Which is to say, we are accidental horse people, the kind who don’t always really know what we are doing, wimp out during the really cold or hot months, but really love those ornery animals.

We road for a while Sunday afternoon, but then just came back, unsaddled all three horses, and flopped in the grass while they grazed. My parents were chattering on about some new training techniques, the need to fill in some gopher holes near the pasture gate, where to find hay this time of year, which type of grasses had to be planted in the second field (Um… yes.
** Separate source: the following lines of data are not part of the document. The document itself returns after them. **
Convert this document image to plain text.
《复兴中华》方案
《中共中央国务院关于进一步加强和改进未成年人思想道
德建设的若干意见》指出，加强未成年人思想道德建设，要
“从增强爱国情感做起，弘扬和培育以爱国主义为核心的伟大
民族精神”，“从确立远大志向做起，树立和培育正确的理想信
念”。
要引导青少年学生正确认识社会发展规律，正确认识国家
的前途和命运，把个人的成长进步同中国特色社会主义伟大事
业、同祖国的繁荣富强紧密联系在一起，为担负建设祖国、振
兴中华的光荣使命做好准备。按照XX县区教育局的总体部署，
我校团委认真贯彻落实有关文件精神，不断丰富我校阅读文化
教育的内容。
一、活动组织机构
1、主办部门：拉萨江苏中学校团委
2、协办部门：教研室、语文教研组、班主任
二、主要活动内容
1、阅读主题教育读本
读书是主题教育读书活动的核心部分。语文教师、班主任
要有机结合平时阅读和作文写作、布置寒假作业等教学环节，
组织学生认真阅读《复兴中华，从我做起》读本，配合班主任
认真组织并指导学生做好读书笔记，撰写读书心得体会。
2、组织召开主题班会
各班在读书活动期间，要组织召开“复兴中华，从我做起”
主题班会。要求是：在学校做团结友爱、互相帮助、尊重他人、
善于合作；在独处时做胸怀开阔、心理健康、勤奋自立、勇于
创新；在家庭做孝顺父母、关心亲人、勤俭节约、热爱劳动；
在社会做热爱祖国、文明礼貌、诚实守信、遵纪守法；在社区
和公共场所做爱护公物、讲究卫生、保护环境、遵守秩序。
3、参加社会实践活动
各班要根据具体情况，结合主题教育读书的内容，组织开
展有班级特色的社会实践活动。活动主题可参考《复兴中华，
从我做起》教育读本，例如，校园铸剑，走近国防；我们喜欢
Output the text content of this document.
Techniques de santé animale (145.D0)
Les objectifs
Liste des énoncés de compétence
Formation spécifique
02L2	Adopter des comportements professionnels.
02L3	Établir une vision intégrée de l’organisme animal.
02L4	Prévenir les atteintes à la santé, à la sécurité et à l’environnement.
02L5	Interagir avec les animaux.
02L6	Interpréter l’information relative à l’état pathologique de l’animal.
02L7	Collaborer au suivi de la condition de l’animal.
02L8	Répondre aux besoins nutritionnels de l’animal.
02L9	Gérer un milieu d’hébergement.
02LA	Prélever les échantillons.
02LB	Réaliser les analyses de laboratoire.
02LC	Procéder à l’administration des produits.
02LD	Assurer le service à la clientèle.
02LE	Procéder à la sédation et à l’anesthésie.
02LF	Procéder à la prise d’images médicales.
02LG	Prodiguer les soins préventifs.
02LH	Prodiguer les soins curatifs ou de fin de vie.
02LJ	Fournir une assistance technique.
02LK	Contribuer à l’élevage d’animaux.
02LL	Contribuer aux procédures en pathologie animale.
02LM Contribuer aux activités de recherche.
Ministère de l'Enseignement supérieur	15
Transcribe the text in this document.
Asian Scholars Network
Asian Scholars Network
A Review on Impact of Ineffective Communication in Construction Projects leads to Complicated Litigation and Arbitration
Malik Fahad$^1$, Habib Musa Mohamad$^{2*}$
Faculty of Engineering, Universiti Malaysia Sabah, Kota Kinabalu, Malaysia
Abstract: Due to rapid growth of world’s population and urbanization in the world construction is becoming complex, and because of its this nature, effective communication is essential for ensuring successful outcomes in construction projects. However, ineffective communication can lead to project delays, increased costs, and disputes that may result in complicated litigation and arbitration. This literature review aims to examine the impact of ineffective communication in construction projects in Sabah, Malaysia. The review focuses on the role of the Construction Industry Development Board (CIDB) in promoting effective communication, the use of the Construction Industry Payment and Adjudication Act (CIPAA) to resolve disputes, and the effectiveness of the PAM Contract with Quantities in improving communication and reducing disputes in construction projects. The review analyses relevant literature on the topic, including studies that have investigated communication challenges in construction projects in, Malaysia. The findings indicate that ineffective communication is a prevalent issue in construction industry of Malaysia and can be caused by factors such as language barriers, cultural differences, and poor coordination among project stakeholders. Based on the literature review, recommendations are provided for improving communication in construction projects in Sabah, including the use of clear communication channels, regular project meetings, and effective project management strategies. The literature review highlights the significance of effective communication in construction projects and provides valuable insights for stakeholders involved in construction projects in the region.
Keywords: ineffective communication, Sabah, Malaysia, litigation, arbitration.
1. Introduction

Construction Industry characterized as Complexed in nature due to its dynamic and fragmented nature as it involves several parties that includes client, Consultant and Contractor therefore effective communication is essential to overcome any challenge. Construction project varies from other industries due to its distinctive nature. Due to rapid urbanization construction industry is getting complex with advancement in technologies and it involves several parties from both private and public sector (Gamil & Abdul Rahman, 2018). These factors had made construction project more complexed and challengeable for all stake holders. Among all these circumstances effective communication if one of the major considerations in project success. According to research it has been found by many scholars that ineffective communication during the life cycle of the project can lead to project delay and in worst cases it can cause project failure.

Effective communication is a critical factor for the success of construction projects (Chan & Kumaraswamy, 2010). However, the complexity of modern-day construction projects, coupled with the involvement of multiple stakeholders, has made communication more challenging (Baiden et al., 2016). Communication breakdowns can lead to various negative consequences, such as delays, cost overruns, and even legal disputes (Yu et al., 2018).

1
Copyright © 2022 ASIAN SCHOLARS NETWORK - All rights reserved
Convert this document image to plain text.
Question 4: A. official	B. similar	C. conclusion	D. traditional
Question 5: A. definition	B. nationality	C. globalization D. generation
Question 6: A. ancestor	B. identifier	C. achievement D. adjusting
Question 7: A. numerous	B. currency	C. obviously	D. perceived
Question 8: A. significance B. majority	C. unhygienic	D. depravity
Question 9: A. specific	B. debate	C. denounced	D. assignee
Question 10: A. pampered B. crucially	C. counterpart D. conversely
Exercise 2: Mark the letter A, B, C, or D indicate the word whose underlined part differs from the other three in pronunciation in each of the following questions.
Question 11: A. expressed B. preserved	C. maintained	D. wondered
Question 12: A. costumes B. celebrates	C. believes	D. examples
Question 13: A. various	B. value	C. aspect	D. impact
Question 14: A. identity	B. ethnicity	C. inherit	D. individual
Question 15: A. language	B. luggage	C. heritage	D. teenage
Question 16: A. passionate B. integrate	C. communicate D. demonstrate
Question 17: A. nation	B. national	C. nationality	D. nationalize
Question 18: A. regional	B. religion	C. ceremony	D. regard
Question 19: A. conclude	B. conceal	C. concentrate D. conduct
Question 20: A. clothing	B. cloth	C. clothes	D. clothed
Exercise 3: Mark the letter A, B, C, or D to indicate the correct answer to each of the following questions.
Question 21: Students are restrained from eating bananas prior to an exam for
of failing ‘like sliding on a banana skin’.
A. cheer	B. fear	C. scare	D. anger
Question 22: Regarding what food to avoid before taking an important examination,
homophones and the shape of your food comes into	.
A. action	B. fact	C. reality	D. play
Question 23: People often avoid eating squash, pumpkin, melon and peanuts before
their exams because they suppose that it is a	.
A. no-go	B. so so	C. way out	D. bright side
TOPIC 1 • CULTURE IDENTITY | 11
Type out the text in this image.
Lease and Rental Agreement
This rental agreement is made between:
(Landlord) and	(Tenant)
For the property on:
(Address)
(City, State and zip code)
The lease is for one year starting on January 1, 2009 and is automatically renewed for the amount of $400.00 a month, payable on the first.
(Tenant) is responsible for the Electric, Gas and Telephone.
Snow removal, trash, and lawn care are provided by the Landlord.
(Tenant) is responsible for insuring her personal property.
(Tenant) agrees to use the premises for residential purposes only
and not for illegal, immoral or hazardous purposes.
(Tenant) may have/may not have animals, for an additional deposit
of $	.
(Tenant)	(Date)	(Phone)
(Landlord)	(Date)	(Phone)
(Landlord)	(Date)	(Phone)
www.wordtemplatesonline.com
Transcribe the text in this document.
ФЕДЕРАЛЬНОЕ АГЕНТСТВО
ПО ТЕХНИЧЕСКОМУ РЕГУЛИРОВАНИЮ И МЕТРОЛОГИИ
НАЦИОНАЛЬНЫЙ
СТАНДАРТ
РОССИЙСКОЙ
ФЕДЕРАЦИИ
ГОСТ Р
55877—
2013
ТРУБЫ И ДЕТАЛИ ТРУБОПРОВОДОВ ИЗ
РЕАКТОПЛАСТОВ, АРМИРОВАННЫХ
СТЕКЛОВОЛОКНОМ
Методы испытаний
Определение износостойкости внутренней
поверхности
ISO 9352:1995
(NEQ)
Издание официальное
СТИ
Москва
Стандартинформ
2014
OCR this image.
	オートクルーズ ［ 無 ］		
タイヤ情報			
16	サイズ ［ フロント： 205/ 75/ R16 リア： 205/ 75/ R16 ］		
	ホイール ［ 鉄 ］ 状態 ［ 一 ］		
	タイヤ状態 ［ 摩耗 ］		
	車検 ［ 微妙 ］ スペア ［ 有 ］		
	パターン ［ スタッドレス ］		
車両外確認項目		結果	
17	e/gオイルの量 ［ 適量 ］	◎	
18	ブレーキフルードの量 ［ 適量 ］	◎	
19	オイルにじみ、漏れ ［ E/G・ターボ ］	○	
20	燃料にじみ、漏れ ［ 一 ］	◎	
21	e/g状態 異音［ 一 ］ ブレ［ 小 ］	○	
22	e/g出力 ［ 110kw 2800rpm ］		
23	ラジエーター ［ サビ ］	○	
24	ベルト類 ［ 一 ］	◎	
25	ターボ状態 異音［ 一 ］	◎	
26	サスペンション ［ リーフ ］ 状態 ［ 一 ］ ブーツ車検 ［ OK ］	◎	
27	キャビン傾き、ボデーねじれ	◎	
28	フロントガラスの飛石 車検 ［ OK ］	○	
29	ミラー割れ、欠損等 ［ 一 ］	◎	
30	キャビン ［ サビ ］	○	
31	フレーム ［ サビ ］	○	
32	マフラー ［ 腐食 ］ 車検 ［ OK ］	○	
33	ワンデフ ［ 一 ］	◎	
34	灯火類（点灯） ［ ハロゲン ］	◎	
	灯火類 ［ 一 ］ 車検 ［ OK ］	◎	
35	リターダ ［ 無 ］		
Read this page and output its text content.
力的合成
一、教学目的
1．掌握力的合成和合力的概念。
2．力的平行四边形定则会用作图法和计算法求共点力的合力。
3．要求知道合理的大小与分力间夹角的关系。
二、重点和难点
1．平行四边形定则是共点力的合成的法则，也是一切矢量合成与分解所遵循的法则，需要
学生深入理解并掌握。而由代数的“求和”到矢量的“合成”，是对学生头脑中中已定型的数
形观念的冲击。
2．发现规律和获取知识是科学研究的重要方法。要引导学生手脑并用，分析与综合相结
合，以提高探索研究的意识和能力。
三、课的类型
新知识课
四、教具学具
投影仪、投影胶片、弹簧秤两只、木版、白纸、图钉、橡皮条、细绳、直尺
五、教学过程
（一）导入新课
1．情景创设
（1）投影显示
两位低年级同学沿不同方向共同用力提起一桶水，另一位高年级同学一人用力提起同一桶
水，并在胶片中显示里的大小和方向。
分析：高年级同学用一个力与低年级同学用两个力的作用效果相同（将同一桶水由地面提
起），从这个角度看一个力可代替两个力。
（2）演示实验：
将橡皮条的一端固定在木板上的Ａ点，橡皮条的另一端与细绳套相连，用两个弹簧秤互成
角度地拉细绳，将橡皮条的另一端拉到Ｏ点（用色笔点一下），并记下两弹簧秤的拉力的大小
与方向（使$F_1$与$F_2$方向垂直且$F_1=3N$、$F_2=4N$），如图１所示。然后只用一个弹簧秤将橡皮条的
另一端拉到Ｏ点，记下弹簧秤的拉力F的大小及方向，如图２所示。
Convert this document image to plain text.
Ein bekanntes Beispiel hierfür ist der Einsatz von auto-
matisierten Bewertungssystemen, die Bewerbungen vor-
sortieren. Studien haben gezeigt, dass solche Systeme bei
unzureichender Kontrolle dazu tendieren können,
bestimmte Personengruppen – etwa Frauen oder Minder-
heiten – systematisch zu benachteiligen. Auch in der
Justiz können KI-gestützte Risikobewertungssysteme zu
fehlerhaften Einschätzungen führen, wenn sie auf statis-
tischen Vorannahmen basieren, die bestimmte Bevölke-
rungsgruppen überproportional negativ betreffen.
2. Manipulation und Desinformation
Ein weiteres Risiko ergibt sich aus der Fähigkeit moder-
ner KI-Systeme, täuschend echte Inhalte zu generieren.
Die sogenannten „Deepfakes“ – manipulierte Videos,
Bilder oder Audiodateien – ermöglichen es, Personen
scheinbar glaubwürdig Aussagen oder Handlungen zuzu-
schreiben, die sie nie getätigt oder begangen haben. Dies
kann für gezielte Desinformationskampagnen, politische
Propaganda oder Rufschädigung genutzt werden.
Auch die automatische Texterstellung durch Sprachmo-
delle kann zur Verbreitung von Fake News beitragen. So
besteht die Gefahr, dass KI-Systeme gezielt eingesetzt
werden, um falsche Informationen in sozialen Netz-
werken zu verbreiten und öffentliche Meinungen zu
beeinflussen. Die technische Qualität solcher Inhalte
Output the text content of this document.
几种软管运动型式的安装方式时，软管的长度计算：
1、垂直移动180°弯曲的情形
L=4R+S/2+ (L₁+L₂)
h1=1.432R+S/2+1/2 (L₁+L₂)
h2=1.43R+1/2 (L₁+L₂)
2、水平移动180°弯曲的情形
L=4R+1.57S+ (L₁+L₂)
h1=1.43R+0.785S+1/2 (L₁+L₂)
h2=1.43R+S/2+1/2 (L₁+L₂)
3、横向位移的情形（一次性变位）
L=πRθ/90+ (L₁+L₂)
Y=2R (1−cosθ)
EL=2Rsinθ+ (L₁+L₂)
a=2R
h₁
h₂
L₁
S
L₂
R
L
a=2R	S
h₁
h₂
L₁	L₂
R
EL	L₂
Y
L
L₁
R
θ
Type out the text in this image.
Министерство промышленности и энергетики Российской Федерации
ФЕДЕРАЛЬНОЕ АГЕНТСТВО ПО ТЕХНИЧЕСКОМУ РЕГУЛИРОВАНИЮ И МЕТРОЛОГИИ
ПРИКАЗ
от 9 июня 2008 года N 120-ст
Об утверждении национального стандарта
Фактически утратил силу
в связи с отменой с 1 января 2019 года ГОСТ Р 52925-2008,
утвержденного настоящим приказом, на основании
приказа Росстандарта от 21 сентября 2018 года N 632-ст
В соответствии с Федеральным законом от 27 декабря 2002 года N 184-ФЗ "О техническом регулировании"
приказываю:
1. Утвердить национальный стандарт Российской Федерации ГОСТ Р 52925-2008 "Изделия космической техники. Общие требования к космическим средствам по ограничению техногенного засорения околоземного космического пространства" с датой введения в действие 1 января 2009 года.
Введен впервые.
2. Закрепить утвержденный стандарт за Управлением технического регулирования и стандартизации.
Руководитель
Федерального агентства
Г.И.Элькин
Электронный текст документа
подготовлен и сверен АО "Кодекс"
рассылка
Horses refuse to eat certain types of grass. Go figure. My Little Pony didn’t teach us that. ), and I was struck again by one of the things I love every time I come home: my parents kind of wish they were rednecks, the type who spend all day at Tractor and Supply discussing hay crops and driving big pick-ups around back roads.  And laying there in the grass listening to the horses chomp away on a Sunday afternoon, I don’t blame them.

**These pictures are actually from last summer, but it seemed like a lot of work to go find my camera and take new ones. Plus, the boys (The General, Weeds the Brave, and Jethro) look pretty mangy and muddy this time of year and I wish to spare the cyberworld the harsh realities of pseudo-redneck life.  The star of this particular series is Weeds the Brave, the neurotic paso fino beloved only by my mother. He has to take lots of baths because his skin allergies (to heat, bugs, dust, tall grass, mean thoughts, negative atmospheric forces, etc. ) sometimes make his hair fall off. Which makes him look even more ridiculous when he jumps away terrified from birds, fences, humans, rocks, inanimate farm equipment, brightly colored flowers, etc.  Anyone other than my mother would have turned him into a glue stick. She instead treats him and loves him as a challenge of Sisyphus-like proportions.